Well, we only work on projects we feel match our own goals and this usually means there isn't much money involved.  Having to live off very little or having to work for some kind of supplementary income is extremely taxing and drains a lot of energy we could be focusing on our work.  In a similar sense marketing our work is also a side that is very trying for us.
And then balancing a normal life, eating, exercising, spending time with friends, etc. while also spending every free moment on a project is nearly impossible and really wears on our minds and emotions.
Making things, while some aspects are monotonous or difficult to get into, etc. is really a joy compared to these other elements.  And while we sometimes butt heads over certain details, working together is one of the driving factors of our artwork and we love this as well.



17. What about your next projects? Will it be possible in the future to see your video and drawings all together on a book?

We have a number of projects we are currently working on and also planning on for the future!  We are currently working on a new short animation, the reason for our current location (for research and inspiration), which we are hoping to wrap up by the Spring. 

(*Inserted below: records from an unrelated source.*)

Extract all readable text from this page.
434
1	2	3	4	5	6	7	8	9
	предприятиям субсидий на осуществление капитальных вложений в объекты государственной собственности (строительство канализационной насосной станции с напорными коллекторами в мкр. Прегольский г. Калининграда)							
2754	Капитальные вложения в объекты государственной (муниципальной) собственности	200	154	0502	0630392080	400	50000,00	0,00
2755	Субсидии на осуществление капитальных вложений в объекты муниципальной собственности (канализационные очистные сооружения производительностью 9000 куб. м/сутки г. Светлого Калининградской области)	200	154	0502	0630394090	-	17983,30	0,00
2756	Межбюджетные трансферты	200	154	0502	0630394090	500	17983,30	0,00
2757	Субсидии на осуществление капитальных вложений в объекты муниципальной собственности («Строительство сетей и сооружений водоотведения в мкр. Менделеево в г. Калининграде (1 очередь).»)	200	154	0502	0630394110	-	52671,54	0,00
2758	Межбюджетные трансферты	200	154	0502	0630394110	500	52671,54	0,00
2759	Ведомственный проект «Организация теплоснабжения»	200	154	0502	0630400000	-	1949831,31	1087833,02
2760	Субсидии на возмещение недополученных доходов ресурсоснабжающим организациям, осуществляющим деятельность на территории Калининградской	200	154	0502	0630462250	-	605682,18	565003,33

We are also putting together a dance/music/animation performance with KiraKira, while starting work on some book ideas using the water and ink technique we have been honing for the past while.
And then there is a feature length animation we have slowly been planning over the past few years and are currently hunting for funding while fine tuning its proposal package.
We are always looking to work on new animation projects and also want to get more involved in books.  We will have a small artbook/zine released from a record label in Japan and we will see where that goes - but we would love to also put together a book collecting stills from our animations and various illustrations!  We are also considering a DVD animation collection.